As bold as it appears, it's actually a very infatuating postulate. The customary norm includes ricocheting, crunchy sequences bending between classic tremolo riffs and some slimily guitar work that sounds like it was flown in from a Louisiana swamp. They quickly show the listener just how versatile the experiment turned out through the shearing, atonal guitar wails of "Secret Ride Into Rebellion" and blackened onslaughts like "Bring Down the Cosmic Scheme." However, Glorior Belli is at full strength during the rock-laden title track and the bluesy stint of "Horns in My Pathway"; both show the group dominating the additional musical bloodlines with clean vocals and chameleonic skin, and to absolute excellence I might add.

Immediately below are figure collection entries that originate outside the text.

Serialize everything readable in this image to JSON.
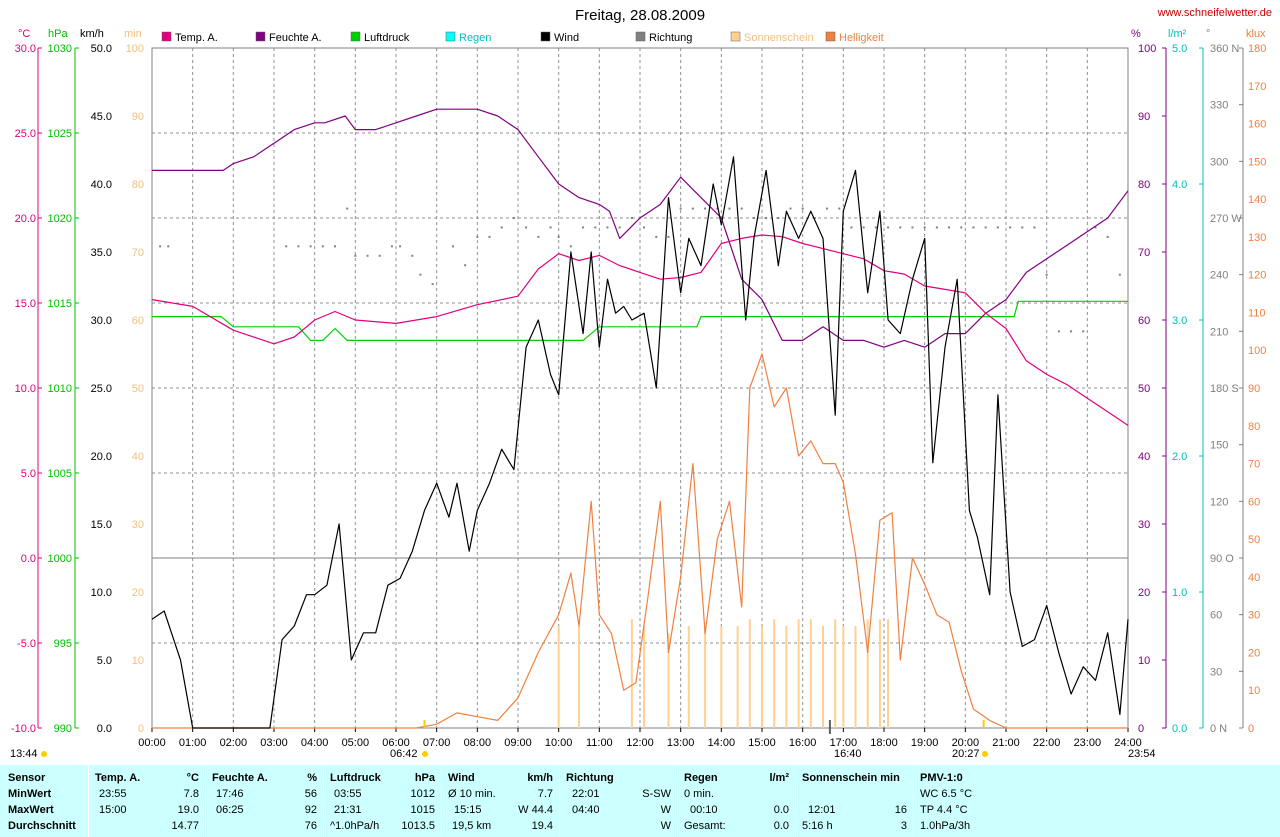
{
  "header": {
    "title": "Freitag, 28.08.2009",
    "website": "www.schneifelwetter.de"
  },
  "axes": {
    "temp": {
      "unit": "°C",
      "ticks": [
        "30.0",
        "25.0",
        "20.0",
        "15.0",
        "10.0",
        "5.0",
        "0.0",
        "-5.0",
        "-10.0"
      ],
      "color": "#e0007f"
    },
    "pressure": {
      "unit": "hPa",
      "ticks": [
        "1030",
        "1025",
        "1020",
        "1015",
        "1010",
        "1005",
        "1000",
        "995",
        "990"
      ],
      "color": "#00c000"
    },
    "wind": {
      "unit": "km/h",
      "ticks": [
        "50.0",
        "45.0",
        "40.0",
        "35.0",
        "30.0",
        "25.0",
        "20.0",
        "15.0",
        "10.0",
        "5.0",
        "0.0"
      ],
      "color": "#000000"
    },
    "sun": {
      "unit": "min",
      "ticks": [
        "100",
        "90",
        "80",
        "70",
        "60",
        "50",
        "40",
        "30",
        "20",
        "10",
        "0"
      ],
      "color": "#f0c080"
    },
    "humidity": {
      "unit": "%",
      "ticks": [
        "100",
        "90",
        "80",
        "70",
        "60",
        "50",
        "40",
        "30",
        "20",
        "10",
        "0"
      ],
      "color": "#800080"
    },
    "rain": {
      "unit": "l/m²",
      "ticks": [
        "5.0",
        "4.0",
        "3.0",
        "2.0",
        "1.0",
        "0.0"
      ],
      "color": "#00c0c0"
    },
    "direction": {
      "unit": "°",
      "ticks": [
        "360 N",
        "330",
        "300",
        "270 W",
        "240",
        "210",
        "180 S",
        "150",
        "120",
        "90 O",
        "60",
        "30",
        "0 N"
      ],
      "color": "#808080"
    },
    "lux": {
      "unit": "klux",
      "ticks": [
        "180",
        "170",
        "160",
        "150",
        "140",
        "130",
        "120",
        "110",
        "100",
        "90",
        "80",
        "70",
        "60",
        "50",
        "40",
        "30",
        "20",
        "10",
        "0"
      ],
      "color": "#f08040"
    }
  },
  "x_axis": {
    "ticks": [
      "00:00",
      "01:00",
      "02:00",
      "03:00",
      "04:00",
      "05:00",
      "06:00",
      "07:00",
      "08:00",
      "09:00",
      "10:00",
      "11:00",
      "12:00",
      "13:00",
      "14:00",
      "15:00",
      "16:00",
      "17:00",
      "18:00",
      "19:00",
      "20:00",
      "21:00",
      "22:00",
      "23:00",
      "24:00"
    ],
    "time_start": "13:44",
    "sunrise": "06:42",
    "noon": "16:40",
    "sunset": "20:27",
    "time_end": "23:54"
  },
  "legend": [
    {
      "label": "Temp. A.",
      "color": "#e0007f"
    },
    {
      "label": "Feuchte A.",
      "color": "#800080"
    },
    {
      "label": "Luftdruck",
      "color": "#00d000"
    },
    {
      "label": "Regen",
      "color": "#00ffff"
    },
    {
      "label": "Wind",
      "color": "#000000"
    },
    {
      "label": "Richtung",
      "color": "#808080"
    },
    {
      "label": "Sonnenschein",
      "color": "#ffd090"
    },
    {
      "label": "Helligkeit",
      "color": "#f08040"
    }
  ],
  "chart_data": {
    "type": "line",
    "x_unit": "hour of day",
    "series": [
      {
        "name": "Temp. A.",
        "unit": "°C",
        "color": "#e0007f",
        "x": [
          0,
          1,
          2,
          3,
          3.5,
          4,
          4.5,
          5,
          6,
          7,
          8,
          9,
          9.5,
          10,
          10.5,
          11,
          11.5,
          12,
          12.5,
          13,
          13.5,
          14,
          14.5,
          15,
          15.5,
          16,
          16.5,
          17,
          17.5,
          18,
          18.5,
          19,
          19.5,
          20,
          20.5,
          21,
          21.5,
          22,
          22.5,
          23,
          23.5,
          24
        ],
        "y": [
          15.2,
          14.8,
          13.4,
          12.6,
          13.0,
          14.0,
          14.5,
          14.0,
          13.8,
          14.2,
          14.9,
          15.4,
          17.0,
          17.9,
          17.5,
          17.8,
          17.2,
          16.8,
          16.4,
          16.5,
          16.8,
          18.5,
          18.8,
          19.0,
          18.9,
          18.5,
          18.2,
          17.9,
          17.6,
          16.9,
          16.7,
          16.0,
          15.8,
          15.6,
          14.4,
          13.5,
          11.6,
          10.8,
          10.2,
          9.4,
          8.6,
          7.8
        ]
      },
      {
        "name": "Feuchte A.",
        "unit": "%",
        "color": "#800080",
        "x": [
          0,
          1,
          1.75,
          2,
          2.5,
          3,
          3.5,
          4,
          4.25,
          4.75,
          5,
          5.5,
          6,
          6.5,
          7,
          7.5,
          8,
          8.5,
          9,
          9.5,
          10,
          10.5,
          11,
          11.25,
          11.5,
          12,
          12.5,
          13,
          13.5,
          14,
          14.5,
          15,
          15.5,
          16,
          16.5,
          17,
          17.5,
          18,
          18.5,
          19,
          19.5,
          20,
          20.5,
          21,
          21.5,
          22,
          22.5,
          23,
          23.5,
          24
        ],
        "y": [
          82,
          82,
          82,
          83,
          84,
          86,
          88,
          89,
          89,
          90,
          88,
          88,
          89,
          90,
          91,
          91,
          91,
          90,
          88,
          84,
          80,
          78,
          77,
          76,
          72,
          75,
          77,
          81,
          78,
          75,
          66,
          63,
          57,
          57,
          59,
          57,
          57,
          56,
          57,
          56,
          58,
          58,
          61,
          63,
          67,
          69,
          71,
          73,
          75,
          79
        ]
      },
      {
        "name": "Luftdruck",
        "unit": "hPa",
        "color": "#00d000",
        "x": [
          0,
          1.7,
          2,
          3.6,
          3.9,
          4.2,
          4.5,
          4.8,
          5,
          10,
          10.6,
          11,
          13,
          13.4,
          13.5,
          21.2,
          21.3,
          24
        ],
        "y": [
          1014.2,
          1014.2,
          1013.6,
          1013.6,
          1012.8,
          1012.8,
          1013.5,
          1012.8,
          1012.8,
          1012.8,
          1012.8,
          1013.6,
          1013.6,
          1013.6,
          1014.2,
          1014.2,
          1015.1,
          1015.1
        ]
      },
      {
        "name": "Wind",
        "unit": "km/h",
        "color": "#000000",
        "x": [
          0,
          0.3,
          0.7,
          1.0,
          2.9,
          3.2,
          3.5,
          3.8,
          4.0,
          4.3,
          4.6,
          4.9,
          5.2,
          5.5,
          5.8,
          6.1,
          6.4,
          6.7,
          7.0,
          7.3,
          7.5,
          7.8,
          8.0,
          8.3,
          8.6,
          8.9,
          9.2,
          9.5,
          9.8,
          10.0,
          10.3,
          10.6,
          10.8,
          11.0,
          11.2,
          11.4,
          11.6,
          11.8,
          12.1,
          12.4,
          12.7,
          13.0,
          13.2,
          13.5,
          13.8,
          14.0,
          14.3,
          14.6,
          14.8,
          15.1,
          15.4,
          15.6,
          15.9,
          16.2,
          16.5,
          16.8,
          17.0,
          17.3,
          17.6,
          17.9,
          18.1,
          18.4,
          18.7,
          19.0,
          19.2,
          19.5,
          19.8,
          20.1,
          20.3,
          20.6,
          20.8,
          21.1,
          21.4,
          21.7,
          22.0,
          22.3,
          22.6,
          22.9,
          23.2,
          23.5,
          23.8,
          24.0
        ],
        "y": [
          8.0,
          8.6,
          5.0,
          0.0,
          0.0,
          6.5,
          7.5,
          9.8,
          9.8,
          10.5,
          15.0,
          5.0,
          7.0,
          7.0,
          10.5,
          11.0,
          13.0,
          16.0,
          18.0,
          15.5,
          18.0,
          13.0,
          16.0,
          18.0,
          20.5,
          19.0,
          28.0,
          30.0,
          26.0,
          24.5,
          35.0,
          29.0,
          35.0,
          28.0,
          33.0,
          30.5,
          31.0,
          30.0,
          30.5,
          25.0,
          39.0,
          32.0,
          36.0,
          34.0,
          40.0,
          37.0,
          42.0,
          30.0,
          36.0,
          41.0,
          34.0,
          38.0,
          36.0,
          38.0,
          36.0,
          23.0,
          38.0,
          41.0,
          32.0,
          38.0,
          30.0,
          29.0,
          33.0,
          36.0,
          19.5,
          28.0,
          33.0,
          16.0,
          14.0,
          9.8,
          24.5,
          10.0,
          6.0,
          6.5,
          9.0,
          5.5,
          2.5,
          4.5,
          3.5,
          7.0,
          1.0,
          8.0
        ]
      },
      {
        "name": "Helligkeit",
        "unit": "klux",
        "color": "#f08040",
        "x": [
          0,
          6.5,
          7,
          7.5,
          8,
          8.5,
          9,
          9.5,
          10,
          10.3,
          10.5,
          10.8,
          11,
          11.3,
          11.6,
          11.9,
          12.2,
          12.5,
          12.7,
          13,
          13.3,
          13.6,
          13.9,
          14.2,
          14.5,
          14.7,
          15,
          15.3,
          15.6,
          15.9,
          16.2,
          16.5,
          16.8,
          17,
          17.3,
          17.6,
          17.9,
          18.2,
          18.4,
          18.7,
          19,
          19.3,
          19.6,
          19.9,
          20.2,
          20.6,
          21,
          24
        ],
        "y": [
          0,
          0,
          1,
          4,
          3,
          2,
          8,
          20,
          30,
          41,
          27,
          60,
          30,
          25,
          10,
          12,
          35,
          60,
          20,
          40,
          70,
          25,
          50,
          60,
          32,
          90,
          99,
          85,
          90,
          72,
          76,
          70,
          70,
          65,
          46,
          20,
          55,
          57,
          18,
          45,
          38,
          30,
          28,
          15,
          5,
          2,
          0,
          0
        ]
      },
      {
        "name": "Sonnenschein",
        "unit": "min",
        "color": "#ffd090",
        "type": "bar",
        "x": [
          10,
          10.5,
          11.8,
          12.1,
          12.7,
          13.2,
          13.6,
          14.0,
          14.4,
          14.7,
          15.0,
          15.3,
          15.6,
          15.9,
          16.2,
          16.5,
          16.8,
          17.0,
          17.3,
          17.6,
          17.9,
          18.1
        ],
        "y": [
          15,
          15,
          16,
          15,
          14,
          15,
          15,
          15,
          15,
          16,
          15,
          16,
          15,
          16,
          16,
          15,
          16,
          15,
          15,
          16,
          16,
          16
        ]
      },
      {
        "name": "Richtung",
        "unit": "°",
        "color": "#808080",
        "type": "scatter",
        "x": [
          0.2,
          0.4,
          3.3,
          3.6,
          3.9,
          4.2,
          4.5,
          4.8,
          5.0,
          5.3,
          5.6,
          5.9,
          6.1,
          6.4,
          6.6,
          6.9,
          7.4,
          7.7,
          8.0,
          8.3,
          8.6,
          8.9,
          9.2,
          9.5,
          9.8,
          10.0,
          10.3,
          10.6,
          10.9,
          11.2,
          11.5,
          11.8,
          12.1,
          12.4,
          12.7,
          13.0,
          13.3,
          13.6,
          13.9,
          14.2,
          14.5,
          14.8,
          15.1,
          15.4,
          15.7,
          16.0,
          16.3,
          16.6,
          16.9,
          17.2,
          17.5,
          17.8,
          18.1,
          18.4,
          18.7,
          19.0,
          19.3,
          19.6,
          19.9,
          20.2,
          20.5,
          20.8,
          21.1,
          21.4,
          21.7,
          22.0,
          22.3,
          22.6,
          22.9,
          23.2,
          23.5,
          23.8
        ],
        "y": [
          255,
          255,
          255,
          255,
          255,
          255,
          255,
          275,
          250,
          250,
          250,
          255,
          255,
          250,
          240,
          235,
          255,
          245,
          260,
          260,
          265,
          270,
          265,
          260,
          265,
          260,
          255,
          265,
          265,
          265,
          265,
          270,
          265,
          260,
          260,
          275,
          275,
          275,
          275,
          275,
          275,
          270,
          270,
          270,
          275,
          275,
          270,
          275,
          275,
          265,
          265,
          265,
          265,
          265,
          265,
          265,
          265,
          265,
          265,
          265,
          265,
          265,
          265,
          265,
          265,
          240,
          210,
          210,
          210,
          265,
          260,
          240
        ]
      }
    ]
  },
  "stats": {
    "sensor": {
      "label": "Sensor",
      "rows": [
        "MinWert",
        "MaxWert",
        "Durchschnitt"
      ]
    },
    "temp": {
      "label": "Temp. A.",
      "unit": "°C",
      "times": [
        "23:55",
        "15:00",
        ""
      ],
      "values": [
        "7.8",
        "19.0",
        "14.77"
      ]
    },
    "humidity": {
      "label": "Feuchte A.",
      "unit": "%",
      "times": [
        "17:46",
        "06:25",
        ""
      ],
      "values": [
        "56",
        "92",
        "76"
      ]
    },
    "pressure": {
      "label": "Luftdruck",
      "unit": "hPa",
      "times": [
        "03:55",
        "21:31",
        "^1.0hPa/h"
      ],
      "values": [
        "1012",
        "1015",
        "1013.5"
      ]
    },
    "wind": {
      "label": "Wind",
      "unit": "km/h",
      "times": [
        "Ø 10 min.",
        "15:15",
        "19,5 km"
      ],
      "values": [
        "7.7",
        "W 44.4",
        "19.4"
      ]
    },
    "direction": {
      "label": "Richtung",
      "times": [
        "22:01",
        "04:40",
        ""
      ],
      "values": [
        "S-SW",
        "W",
        "W"
      ]
    },
    "rain": {
      "label": "Regen",
      "unit": "l/m²",
      "times": [
        "0 min.",
        "00:10",
        "Gesamt:"
      ],
      "values": [
        "",
        "0.0",
        "0.0"
      ]
    },
    "sunshine": {
      "label": "Sonnenschein min",
      "times": [
        "",
        "12:01",
        "5:16 h"
      ],
      "values": [
        "",
        "16",
        "3"
      ]
    },
    "pmv": {
      "label": "PMV-1:0",
      "rows": [
        "WC 6.5 °C",
        "TP 4.4 °C",
        "1.0hPa/3h"
      ]
    }
  }
}
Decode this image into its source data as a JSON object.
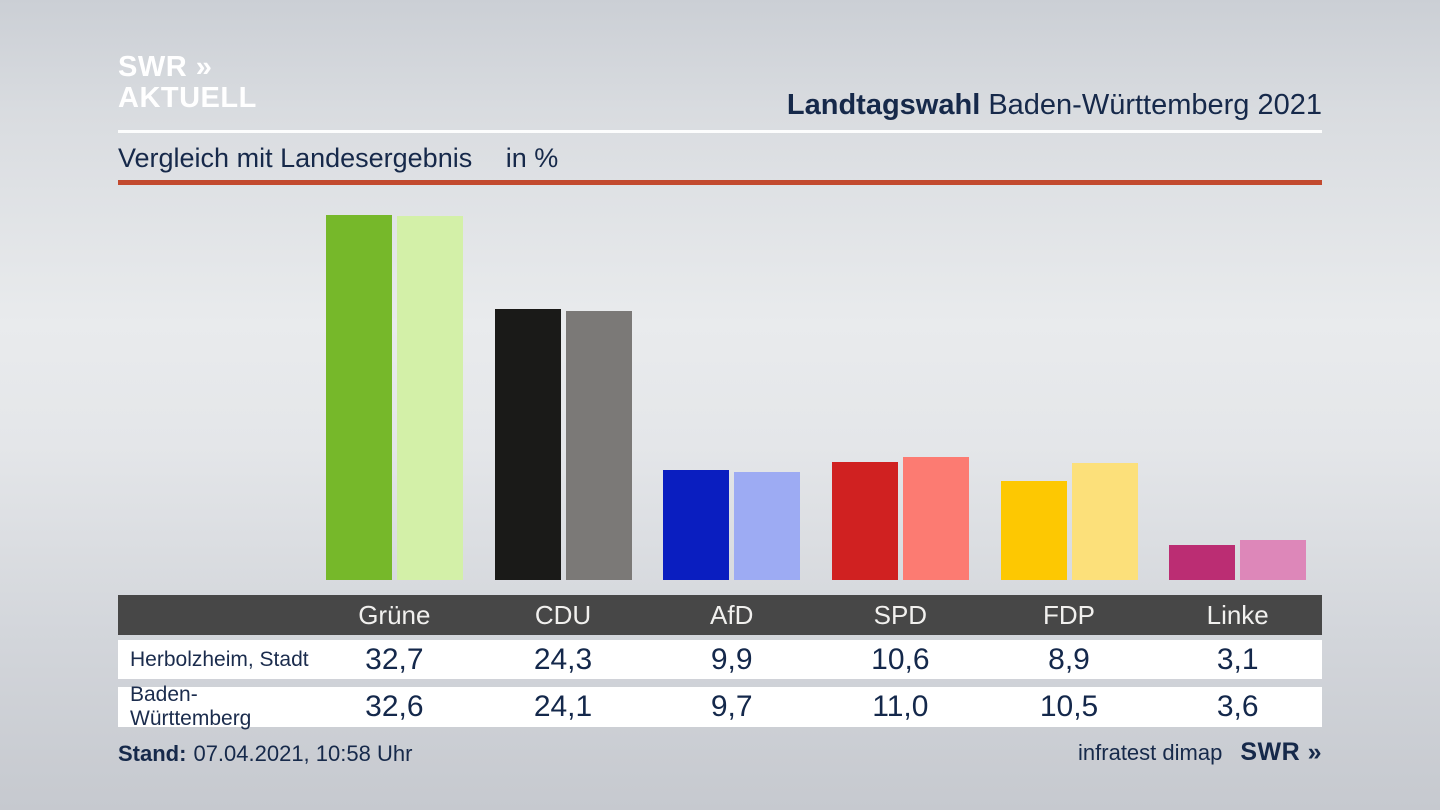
{
  "header": {
    "logo_line1": "SWR »",
    "logo_line2": "AKTUELL",
    "title_bold": "Landtagswahl",
    "title_rest": "Baden-Württemberg 2021"
  },
  "subtitle": {
    "text": "Vergleich mit Landesergebnis",
    "unit": "in %"
  },
  "chart_data": {
    "type": "bar",
    "title": "Vergleich mit Landesergebnis in %",
    "categories": [
      "Grüne",
      "CDU",
      "AfD",
      "SPD",
      "FDP",
      "Linke"
    ],
    "series": [
      {
        "name": "Herbolzheim, Stadt",
        "values": [
          32.7,
          24.3,
          9.9,
          10.6,
          8.9,
          3.1
        ]
      },
      {
        "name": "Baden-Württemberg",
        "values": [
          32.6,
          24.1,
          9.7,
          11.0,
          10.5,
          3.6
        ]
      }
    ],
    "colors": [
      {
        "party": "Grüne",
        "primary": "#76b82a",
        "secondary": "#d3f0a8"
      },
      {
        "party": "CDU",
        "primary": "#1a1a18",
        "secondary": "#7b7977"
      },
      {
        "party": "AfD",
        "primary": "#0a1ec0",
        "secondary": "#9dabf3"
      },
      {
        "party": "SPD",
        "primary": "#d02121",
        "secondary": "#fc7b72"
      },
      {
        "party": "FDP",
        "primary": "#fdc802",
        "secondary": "#fce07a"
      },
      {
        "party": "Linke",
        "primary": "#bb2d73",
        "secondary": "#dd87b9"
      }
    ],
    "value_format": "german-decimal-comma-1dp",
    "ylim": [
      0,
      33
    ],
    "grid": false,
    "legend_position": "table-below"
  },
  "footer": {
    "stand_label": "Stand:",
    "stand_value": "07.04.2021, 10:58 Uhr",
    "source": "infratest dimap",
    "logo": "SWR »"
  },
  "accent_colors": {
    "rule_red": "#c24a2f",
    "navy": "#16294a",
    "table_header_bg": "#474747"
  }
}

Some tunes are programmed to perform black metal and others keep the group's rock edge at the forefront, but the overall product is quite enjoyable regardless of Glorior Belli's esoteric direction.

The album's finest trait is, however, its impeccable production quality. All of Glorior Belli's properties shine in lights ranging from vicious and brutal to slithering and mysterious at whichever juncture they engage on the musical end, and whatever they're doing sounds bombastic and completely enthralling. Overall just another great record from a stellar band that's shifting black metal's trajectory against the northern winds and making obscure ideas in black metal seem comfortable and natural. For an album so weird, it seems calculated and calm, and I think that proves Glorior Belli knows just what in the hell they're doing even if it seems like they're diving off the deep end a bit. You'll go crazy for this if you enjoy the band (especially "Meet us at The Southern Sign") or just want something fresh, unprocessed, and youthfully jiving for what it is.